2. OJK Tunggu Mekanisme nan Jelas

Sementara, OJK menegaskan bahwa rencana tersebut tetap berupa wacana dan skema pengelolaannya tetap perlu dipastikan.

Kepala Eksekutif Pengawas Pasar Modal, Keuangan Derivatif, dan Bursa Karbon OJK, Hasan Fawzi menekankan bahwa pengelolaan wakaf melalui pasar modal mempunyai karakter unik lantaran berangkaian dengan instrumen wakaf dan aspek filantropi Islam. Oleh karena itu, OJK tetap menunggu corak skema nan bakal diterapkan.

"Kami menunggu skema nan bakal dilakukan seperti apa. Dan dalam perihal kelak misalnya penempatannya dilakukan di instrumen pasar modal, tentu kami harapkan kelak semua pihak bakal mengikuti koridor pengaturan dan ketentuan nan ada di pasar modal saat ini," ucapnya.

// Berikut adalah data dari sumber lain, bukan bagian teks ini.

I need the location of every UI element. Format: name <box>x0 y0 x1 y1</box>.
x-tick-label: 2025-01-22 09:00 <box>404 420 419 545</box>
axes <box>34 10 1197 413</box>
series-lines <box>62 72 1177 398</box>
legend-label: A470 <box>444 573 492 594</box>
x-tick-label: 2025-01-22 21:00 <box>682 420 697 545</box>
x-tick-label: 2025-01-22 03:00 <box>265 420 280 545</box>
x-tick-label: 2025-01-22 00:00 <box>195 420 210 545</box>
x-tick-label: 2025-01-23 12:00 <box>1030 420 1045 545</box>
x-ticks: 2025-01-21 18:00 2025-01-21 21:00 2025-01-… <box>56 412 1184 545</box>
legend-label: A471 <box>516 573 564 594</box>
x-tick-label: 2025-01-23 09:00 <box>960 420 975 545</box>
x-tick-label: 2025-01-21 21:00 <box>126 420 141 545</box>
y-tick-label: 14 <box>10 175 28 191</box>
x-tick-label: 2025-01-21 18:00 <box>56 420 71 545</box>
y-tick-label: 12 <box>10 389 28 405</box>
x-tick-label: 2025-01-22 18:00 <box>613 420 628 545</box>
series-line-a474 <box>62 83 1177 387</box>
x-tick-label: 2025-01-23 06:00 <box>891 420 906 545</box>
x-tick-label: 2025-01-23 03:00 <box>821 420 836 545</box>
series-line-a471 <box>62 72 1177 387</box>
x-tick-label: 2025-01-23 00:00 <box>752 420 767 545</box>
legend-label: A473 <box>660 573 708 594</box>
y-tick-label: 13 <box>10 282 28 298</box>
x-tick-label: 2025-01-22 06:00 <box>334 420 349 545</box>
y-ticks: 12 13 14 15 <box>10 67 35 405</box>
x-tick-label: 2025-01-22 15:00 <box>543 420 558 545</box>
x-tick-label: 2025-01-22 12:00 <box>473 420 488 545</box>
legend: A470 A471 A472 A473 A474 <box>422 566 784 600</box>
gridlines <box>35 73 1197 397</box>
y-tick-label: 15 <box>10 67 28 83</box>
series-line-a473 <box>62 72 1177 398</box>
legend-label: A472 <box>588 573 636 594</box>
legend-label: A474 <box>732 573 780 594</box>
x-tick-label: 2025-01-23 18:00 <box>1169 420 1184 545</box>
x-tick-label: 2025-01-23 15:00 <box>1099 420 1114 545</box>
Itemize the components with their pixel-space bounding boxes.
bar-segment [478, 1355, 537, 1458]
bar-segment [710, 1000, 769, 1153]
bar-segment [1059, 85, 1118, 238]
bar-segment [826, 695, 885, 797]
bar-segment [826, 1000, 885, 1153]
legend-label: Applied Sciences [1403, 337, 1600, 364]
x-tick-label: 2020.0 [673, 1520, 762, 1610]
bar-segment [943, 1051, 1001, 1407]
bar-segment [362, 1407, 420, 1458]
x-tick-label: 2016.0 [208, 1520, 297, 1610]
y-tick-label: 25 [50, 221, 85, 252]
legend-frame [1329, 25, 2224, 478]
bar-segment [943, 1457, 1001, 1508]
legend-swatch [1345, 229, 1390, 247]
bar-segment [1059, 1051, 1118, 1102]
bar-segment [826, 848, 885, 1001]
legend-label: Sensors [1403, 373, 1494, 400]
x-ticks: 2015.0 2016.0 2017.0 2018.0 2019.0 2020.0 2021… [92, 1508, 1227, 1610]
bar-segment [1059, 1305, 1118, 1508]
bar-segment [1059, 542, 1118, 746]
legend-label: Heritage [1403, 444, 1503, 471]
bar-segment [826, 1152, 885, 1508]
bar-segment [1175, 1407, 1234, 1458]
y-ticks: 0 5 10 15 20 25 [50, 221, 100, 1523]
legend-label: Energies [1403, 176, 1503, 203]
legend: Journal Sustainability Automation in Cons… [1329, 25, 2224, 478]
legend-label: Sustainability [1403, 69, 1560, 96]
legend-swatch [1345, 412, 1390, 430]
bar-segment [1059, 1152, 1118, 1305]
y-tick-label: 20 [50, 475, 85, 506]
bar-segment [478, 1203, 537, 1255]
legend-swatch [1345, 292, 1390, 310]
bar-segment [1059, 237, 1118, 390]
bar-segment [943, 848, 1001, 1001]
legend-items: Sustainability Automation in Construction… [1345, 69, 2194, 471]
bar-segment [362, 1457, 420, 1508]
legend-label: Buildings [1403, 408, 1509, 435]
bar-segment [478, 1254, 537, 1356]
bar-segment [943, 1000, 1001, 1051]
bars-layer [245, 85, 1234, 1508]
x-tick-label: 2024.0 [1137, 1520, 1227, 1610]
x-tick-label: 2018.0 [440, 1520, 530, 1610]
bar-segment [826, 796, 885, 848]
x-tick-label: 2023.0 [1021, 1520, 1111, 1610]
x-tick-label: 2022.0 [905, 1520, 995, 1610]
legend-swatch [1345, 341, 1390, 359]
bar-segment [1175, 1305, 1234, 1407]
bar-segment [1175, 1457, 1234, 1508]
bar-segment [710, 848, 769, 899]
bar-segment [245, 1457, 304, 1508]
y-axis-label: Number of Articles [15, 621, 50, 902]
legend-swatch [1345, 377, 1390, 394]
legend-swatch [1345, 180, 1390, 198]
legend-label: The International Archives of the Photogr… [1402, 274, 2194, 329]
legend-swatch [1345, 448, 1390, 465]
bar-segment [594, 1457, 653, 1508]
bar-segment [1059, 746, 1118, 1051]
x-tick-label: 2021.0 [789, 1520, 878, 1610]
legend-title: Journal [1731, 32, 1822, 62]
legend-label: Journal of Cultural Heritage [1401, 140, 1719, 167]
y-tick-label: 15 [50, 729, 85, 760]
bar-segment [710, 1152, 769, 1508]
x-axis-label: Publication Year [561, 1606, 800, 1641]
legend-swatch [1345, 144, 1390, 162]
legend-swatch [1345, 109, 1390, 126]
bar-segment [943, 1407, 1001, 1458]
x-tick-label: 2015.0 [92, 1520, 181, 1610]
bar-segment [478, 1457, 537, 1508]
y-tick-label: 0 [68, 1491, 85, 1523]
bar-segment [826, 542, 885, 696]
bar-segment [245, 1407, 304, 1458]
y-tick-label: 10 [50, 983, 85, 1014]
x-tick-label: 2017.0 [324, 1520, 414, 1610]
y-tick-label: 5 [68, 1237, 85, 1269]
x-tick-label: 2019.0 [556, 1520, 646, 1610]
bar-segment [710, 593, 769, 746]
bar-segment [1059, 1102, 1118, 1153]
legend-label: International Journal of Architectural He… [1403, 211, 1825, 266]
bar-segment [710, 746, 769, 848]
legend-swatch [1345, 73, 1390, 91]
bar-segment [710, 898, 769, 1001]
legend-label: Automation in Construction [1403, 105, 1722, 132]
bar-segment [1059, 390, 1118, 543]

Hasan menjelaskan, beragam instrumen pasar modal maupun lembaga penunjang sebenarnya telah tersedia. Karena itu, andaikan skema tersebut direalisasikan, pengelolaan biaya tetap kudu dilakukan sesuai tata kelola dan ketentuan nan berlaku.

"Jadi instrumennya kan pilihannya sudah tersedia, lampau intermediary alias lembaga pekerjaan nan kudu terlibat juga sudah ada, corak persetujuan dan perizinannya sudah diatur, nah kelak tinggal kita arahkan untuk tentu secara tata kelola mengikuti koridor ketentuan pengaturan nan ada, termasuk juga tentu memenuhi apa nan ada di undang-undang dalam perihal ini," ujar Hasan.